Daniel Richter: A Major Survey. Christoph Heinrich, the curator of modern and contemporary art at the Denver Art Museum, must be a workaholic — the latest evidence being this exhibit featuring more than fifty Daniel Richter paintings, most of which are monumental in size. Heinrich sees the youthful Richter as among the most important painters working in Germany today. Richter credits French impressionism among his inspirational sources, but he is more of an heir to early-twentieth-century expressionists like Edvard Munch and Ernst Ludwig Kirchner. He is also connected to modernists like Asger Jorn, whom Richter believes to be among his aesthetic foundations. In most of the paintings in the show, Richter has tried to cram as much visual material into his pictures as he can. He also applies paint in many different ways and in an array of hues so that they explode with form and color. This DAM solo reveals Richter's talent and, even more so, his heroic ambition. Through January 11 at the Denver Art Museum, 100 West 14th Avenue Parkway, 720-865-5000, www.denverartmuseum.org. Reviewed October 9.

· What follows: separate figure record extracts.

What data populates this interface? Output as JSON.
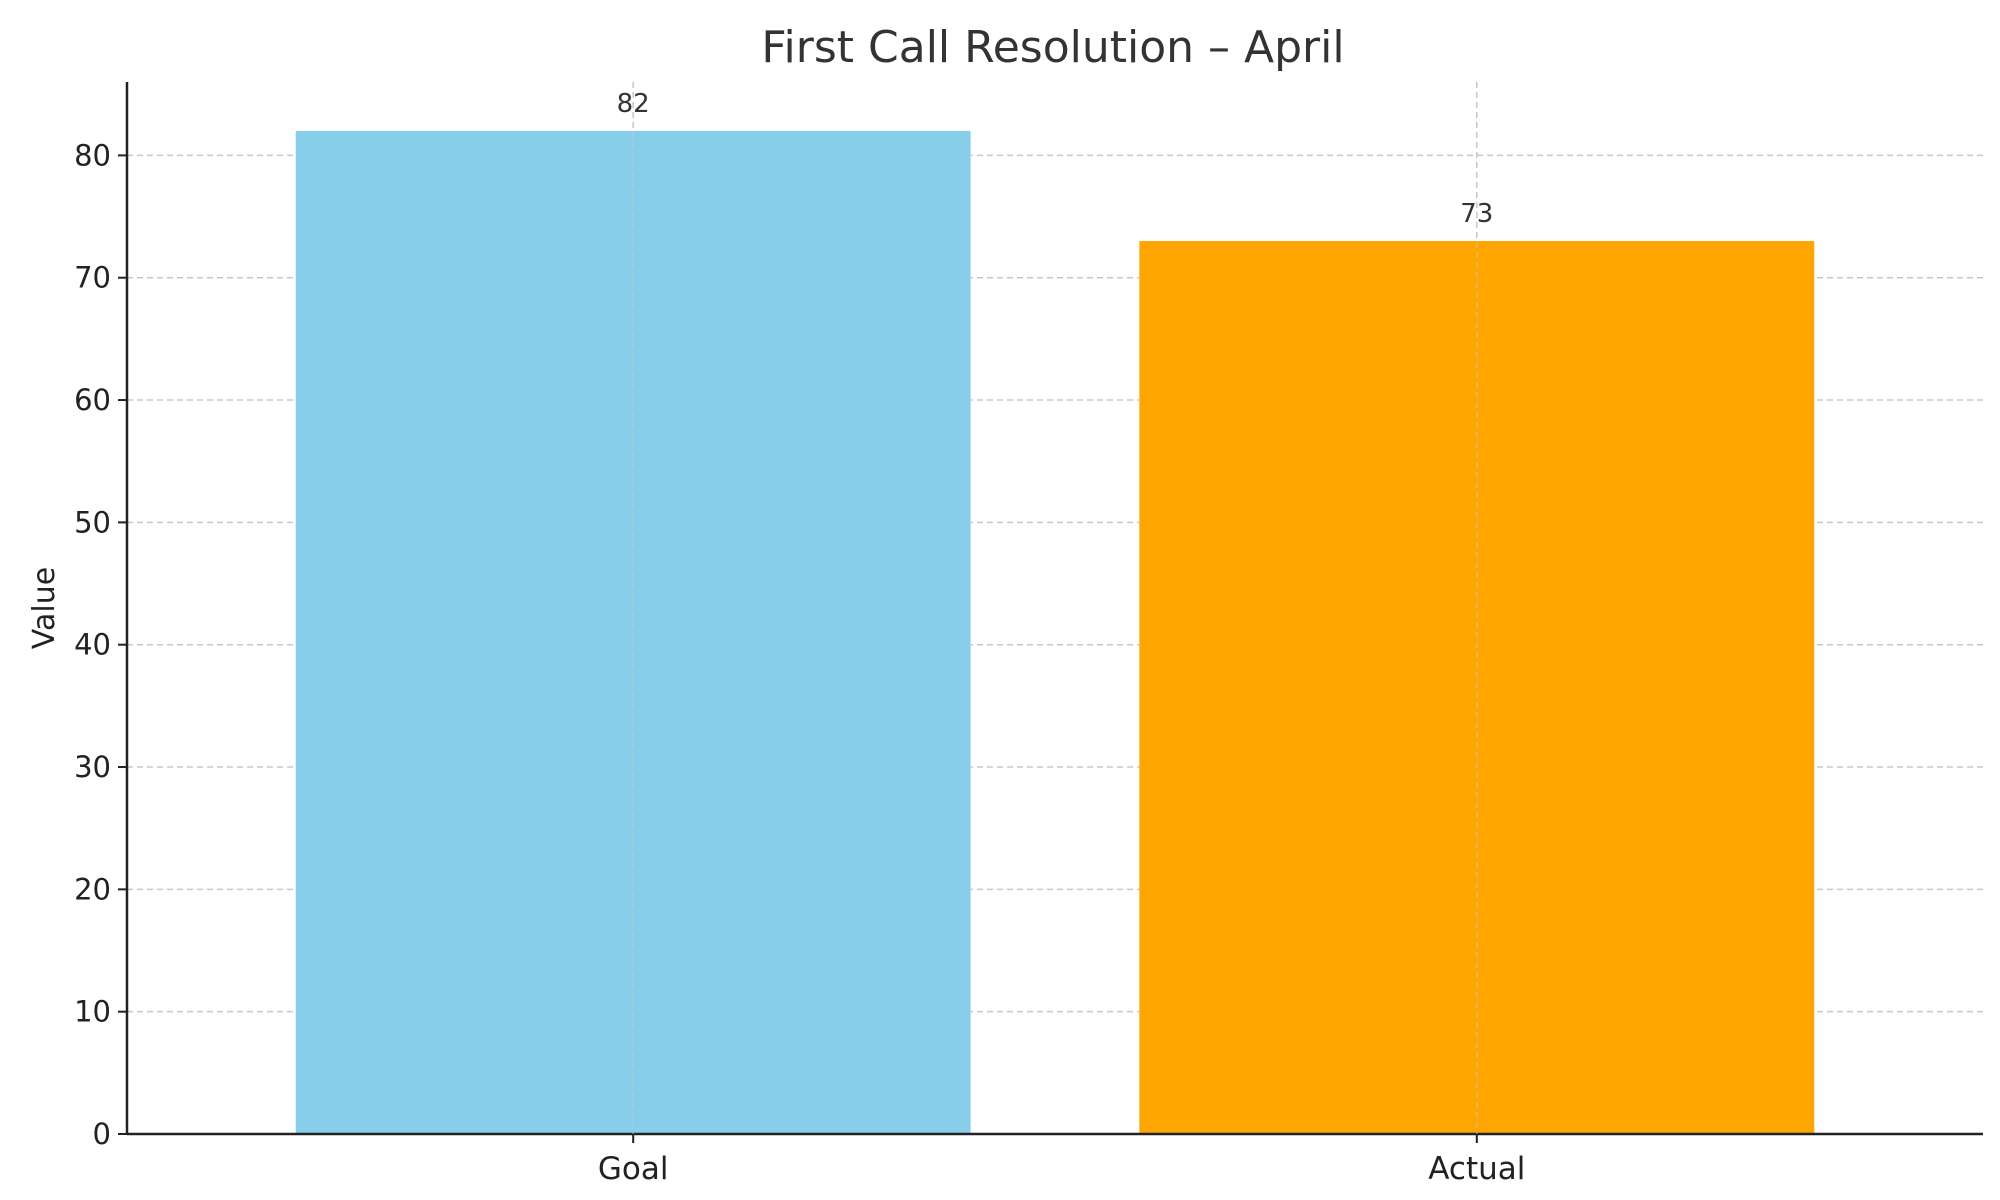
{
  "chart_data": {
    "type": "bar",
    "title": "First Call Resolution – April",
    "xlabel": "",
    "ylabel": "Value",
    "categories": [
      "Goal",
      "Actual"
    ],
    "values": [
      82,
      73
    ],
    "data_labels": [
      "82",
      "73"
    ],
    "colors": [
      "#87CEEB",
      "#FFA500"
    ],
    "ylim": [
      0,
      86
    ],
    "yticks": [
      0,
      10,
      20,
      30,
      40,
      50,
      60,
      70,
      80
    ],
    "ytick_labels": [
      "0",
      "10",
      "20",
      "30",
      "40",
      "50",
      "60",
      "70",
      "80"
    ],
    "grid": true,
    "legend": "none"
  }
}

Dave Yust: Looking Back/Looking Forward. This show, put together by Collin Parson, is enormous, taking over the Lower Galleries at the Arvada Center. But it's not a retrospective, because it doesn't provide an overview of Yust's career; instead, it focuses on only two types of his work: circular and semi-circular paintings and prints done in the 1970s, and elliptical pieces created in the last couple of years. The differences between the two types are easy to see, and not just because the earlier ones are round and the later ones are oval. Yust's approach to picture-making also changed from the flat, evenly-painted or printed hard-edged works of the '70s to the expressively painted or printed soft-edged feeling of his later efforts. Interestingly, while post-minimalism has brought Yust's earlier aesthetic to the forefront, his newer style is fairly idiosyncratic and doesn't plug in directly to current international trends. Through November 16 at the Arvada Center for the Arts and Humanities, 6901 Wadsworth Boulevard, 720-898-7200, www.arvadacenter.org. Reviewed October 2.